The earliest map in the exhibition, printed in Ulm in 1482, a colour woodcut, is a copy after Ptolemy’s ancient map of Ireland. More recent maps include examples produced by the Ordnance Survey of Ireland, the Royal Irish Academy and computer digital maps produced by the Department of Geography, University College Cork. The exhibition also includes exquisitely crafted early maps by Richard Blome, William Petty, John Speed, Abraham Ortelius, John Rocque and others.

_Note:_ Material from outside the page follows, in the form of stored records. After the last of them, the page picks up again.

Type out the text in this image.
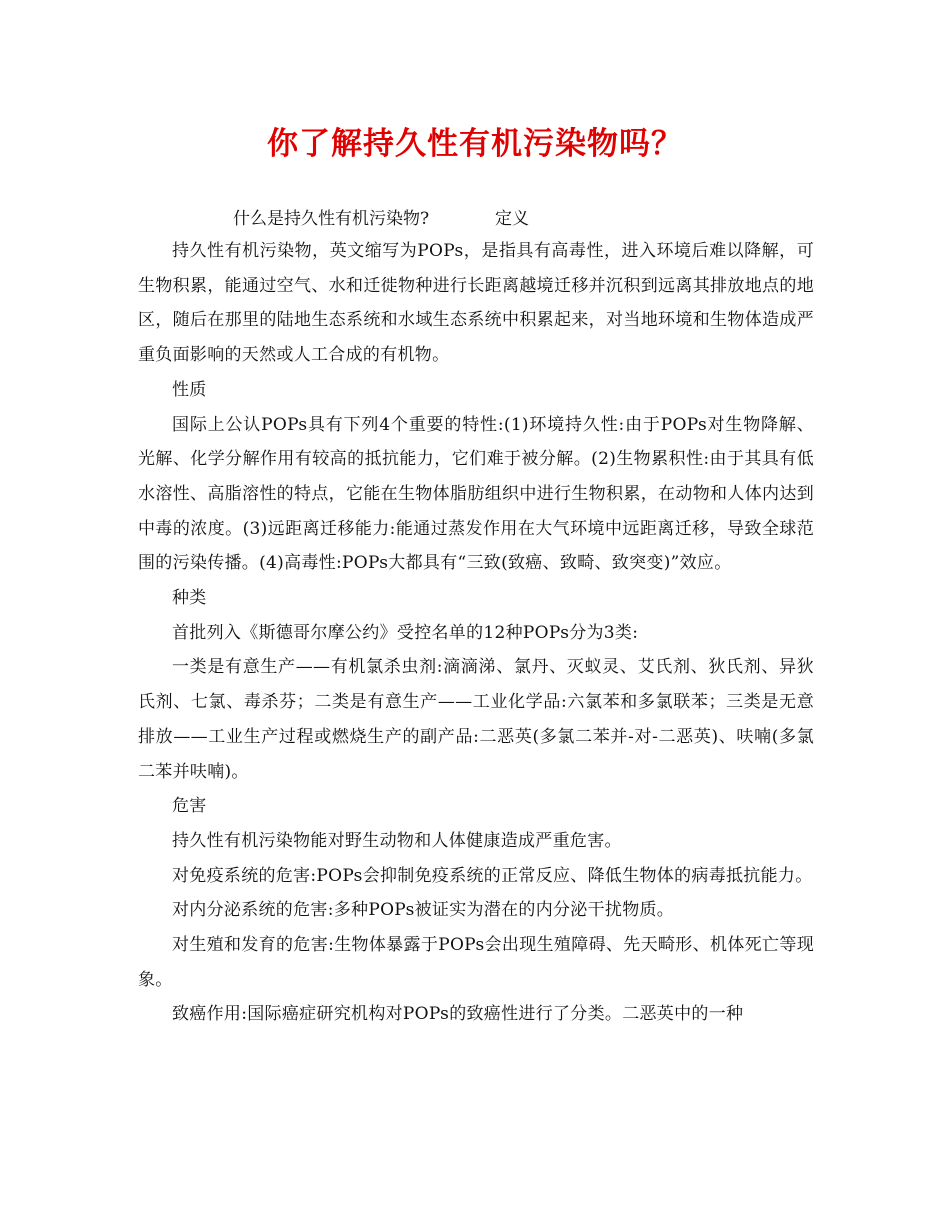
你了解持久性有机污染物吗？
什么是持久性有机污染物?	定义

持久性有机污染物，英文缩写为POPs，是指具有高毒性，进入环境后难以降解，可生物积累，能通过空气、水和迁徙物种进行长距离越境迁移并沉积到远离其排放地点的地区，随后在那里的陆地生态系统和水域生态系统中积累起来，对当地环境和生物体造成严重负面影响的天然或人工合成的有机物。

性质

国际上公认POPs具有下列4个重要的特性:(1)环境持久性:由于POPs对生物降解、光解、化学分解作用有较高的抵抗能力，它们难于被分解。(2)生物累积性:由于其具有低水溶性、高脂溶性的特点，它能在生物体脂肪组织中进行生物积累，在动物和人体内达到中毒的浓度。(3)远距离迁移能力:能通过蒸发作用在大气环境中远距离迁移，导致全球范围的污染传播。(4)高毒性:POPs大都具有“三致(致癌、致畸、致突变)”效应。

种类

首批列入《斯德哥尔摩公约》受控名单的12种POPs分为3类:

一类是有意生产——有机氯杀虫剂:滴滴涕、氯丹、灭蚁灵、艾氏剂、狄氏剂、异狄氏剂、七氯、毒杀芬；二类是有意生产——工业化学品:六氯苯和多氯联苯；三类是无意排放——工业生产过程或燃烧生产的副产品:二恶英(多氯二苯并-对-二恶英)、呋喃(多氯二苯并呋喃)。

危害

持久性有机污染物能对野生动物和人体健康造成严重危害。

对免疫系统的危害:POPs会抑制免疫系统的正常反应、降低生物体的病毒抵抗能力。

对内分泌系统的危害:多种POPs被证实为潜在的内分泌干扰物质。

对生殖和发育的危害:生物体暴露于POPs会出现生殖障碍、先天畸形、机体死亡等现象。

致癌作用:国际癌症研究机构对POPs的致癌性进行了分类。二恶英中的一种
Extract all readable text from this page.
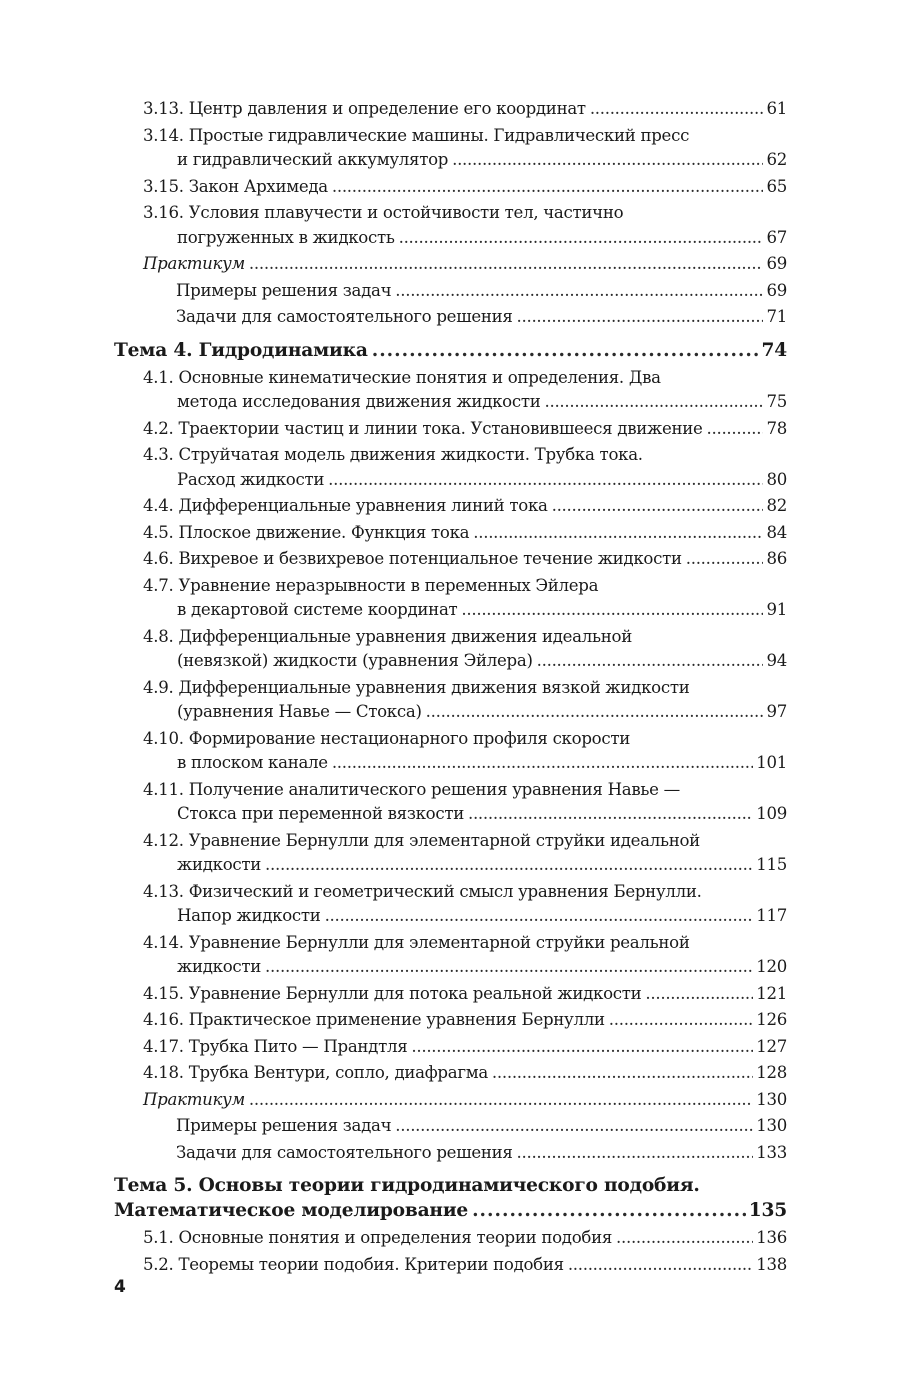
3.13. Центр давления и определение его координат .....	61
3.14. Простые гидравлические машины. Гидравлический пресс
и гидравлический аккумулятор .....	62
3.15. Закон Архимеда .....	65
3.16. Условия плавучести и остойчивости тел, частично
погруженных в жидкость .....	67
Практикум .....	69
Примеры решения задач .....	69
Задачи для самостоятельного решения .....	71
Тема 4. Гидродинамика .....	74
4.1. Основные кинематические понятия и определения. Два
метода исследования движения жидкости .....	75
4.2. Траектории частиц и линии тока. Установившееся движение .....	78
4.3. Струйчатая модель движения жидкости. Трубка тока.
Расход жидкости .....	80
4.4. Дифференциальные уравнения линий тока .....	82
4.5. Плоское движение. Функция тока .....	84
4.6. Вихревое и безвихревое потенциальное течение жидкости .....	86
4.7. Уравнение неразрывности в переменных Эйлера
в декартовой системе координат .....	91
4.8. Дифференциальные уравнения движения идеальной
(невязкой) жидкости (уравнения Эйлера) .....	94
4.9. Дифференциальные уравнения движения вязкой жидкости
(уравнения Навье — Стокса) .....	97
4.10. Формирование нестационарного профиля скорости
в плоском канале .....	101
4.11. Получение аналитического решения уравнения Навье —
Стокса при переменной вязкости .....	109
4.12. Уравнение Бернулли для элементарной струйки идеальной
жидкости .....	115
4.13. Физический и геометрический смысл уравнения Бернулли.
Напор жидкости .....	117
4.14. Уравнение Бернулли для элементарной струйки реальной
жидкости .....	120
4.15. Уравнение Бернулли для потока реальной жидкости .....	121
4.16. Практическое применение уравнения Бернулли .....	126
4.17. Трубка Пито — Прандтля .....	127
4.18. Трубка Вентури, сопло, диафрагма .....	128
Практикум .....	130
Примеры решения задач .....	130
Задачи для самостоятельного решения .....	133
Тема 5. Основы теории гидродинамического подобия.
Математическое моделирование .....	135
5.1. Основные понятия и определения теории подобия .....	136
5.2. Теоремы теории подобия. Критерии подобия .....	138
4
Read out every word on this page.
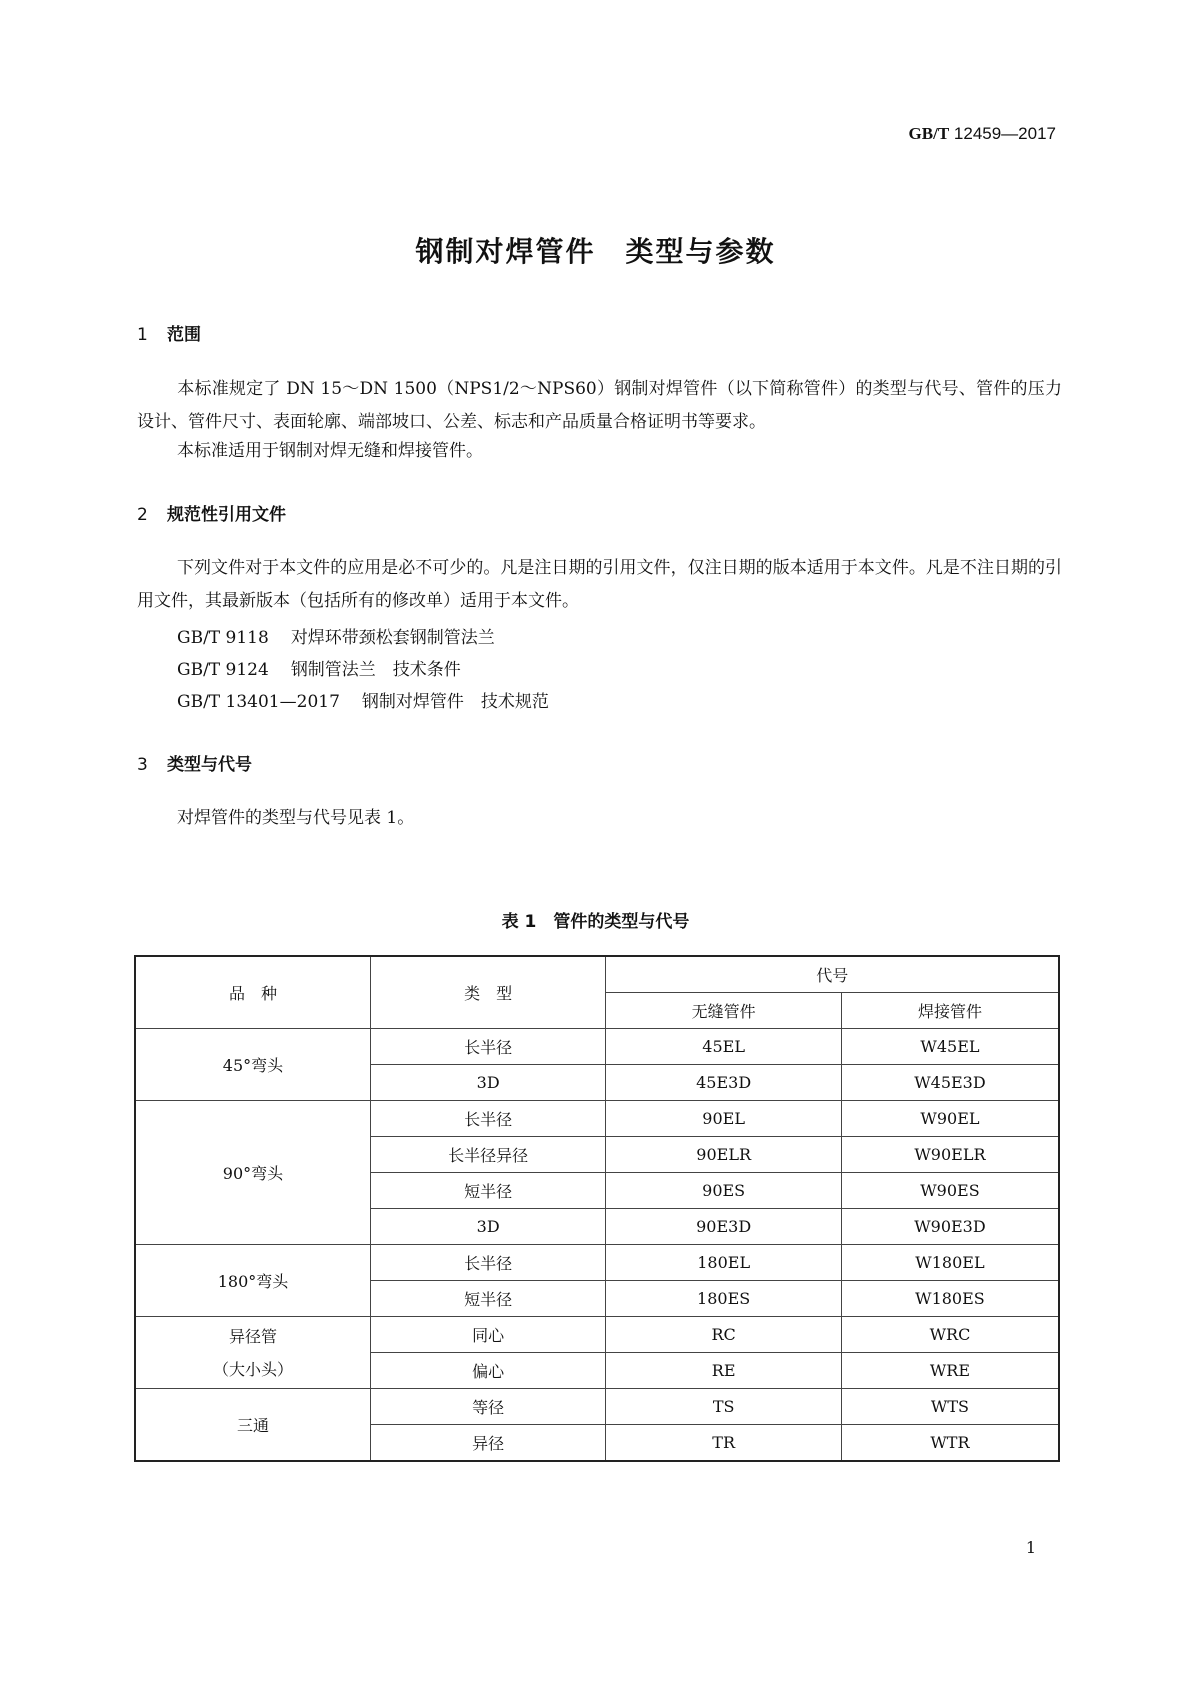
GB/T 12459—2017
钢制对焊管件　类型与参数
1 范围
本标准规定了 DN 15～DN 1500（NPS1/2～NPS60）钢制对焊管件（以下简称管件）的类型与代号、管件的压力设计、管件尺寸、表面轮廓、端部坡口、公差、标志和产品质量合格证明书等要求。
本标准适用于钢制对焊无缝和焊接管件。
2 规范性引用文件
下列文件对于本文件的应用是必不可少的。凡是注日期的引用文件，仅注日期的版本适用于本文件。凡是不注日期的引用文件，其最新版本（包括所有的修改单）适用于本文件。
GB/T 9118 对焊环带颈松套钢制管法兰
GB/T 9124 钢制管法兰　技术条件
GB/T 13401—2017 钢制对焊管件　技术规范
3 类型与代号
对焊管件的类型与代号见表 1。
表 1　管件的类型与代号
品　种	类　型	代号	
		无缝管件	焊接管件
45°弯头	长半径	45EL	W45EL
	3D	45E3D	W45E3D
90°弯头	长半径	90EL	W90EL
	长半径异径	90ELR	W90ELR
	短半径	90ES	W90ES
	3D	90E3D	W90E3D
180°弯头	长半径	180EL	W180EL
	短半径	180ES	W180ES

异径管
（大小头）	同心	RC	WRC
	偏心	RE	WRE
三通	等径	TS	WTS
	异径	TR	WTR
1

These early maps and present day computer digital maps will be seen alongside works by Kathy Prendergast, Frank Bowling, Grayson Perry, Stephen Brandes, Jeremy Deller, Mona Hatoum, Dorothy Cross, Tom Molloy and other contemporary artists who explore the relationship between cartography and memory, imagination and meaning. Each work in Mariele Neudecker’s series of Memory Maps, (1996) is a record of an individual’s attempt to remember the political world map. In Satomi Matoba’s , (1999) we have, at first glance, a credible map of a detail of Scotland. On closer examination Kyoto can be seen next to Cheshire, London just north of Inverness, the British Isles melded with Japan. Our expectation of the world map is yet again subverted and we are left on shifting ground. The exhibition features work by Cornelia Parker, Rita Donagh and Patrick Ireland who use mapping techniques to introduce political commentary to their work.

Participating contemporary artists: Frank Bowling, Stephen Brandes, Jon Brunberg, Dorothy Cross, Jeremy Deller, Rita Donagh, Jimmie Durham, Clodagh Emoe, Simon Faithfull, Gary Farrelly, Brian Fay, Tim Goulding, Mona Hatoum, Sean Hillen, Patrick Ireland, Kim Jones, Chris Kenny, Tom Molloy, Satomi Matoba, Mariele Neudecker, Eamon O'Kane, Cornelia Parker, Grayson Perry, Kathy Prendergast, Tim Robinson and Chris Wilson.

[C]artography: map-making as artform provides a context for viewers to engage with maps on many levels, not least on a level of fascination with detailed representation of the world, but also in the information they reveal, distort and often hide

A full colour publication will accompany the exhibition with commissioned essays by art writer Mic Moroney, William Laffan and Professor William J. Smyth of the Department of Geography, University College Cork. The catalogue will be launched on 18 September.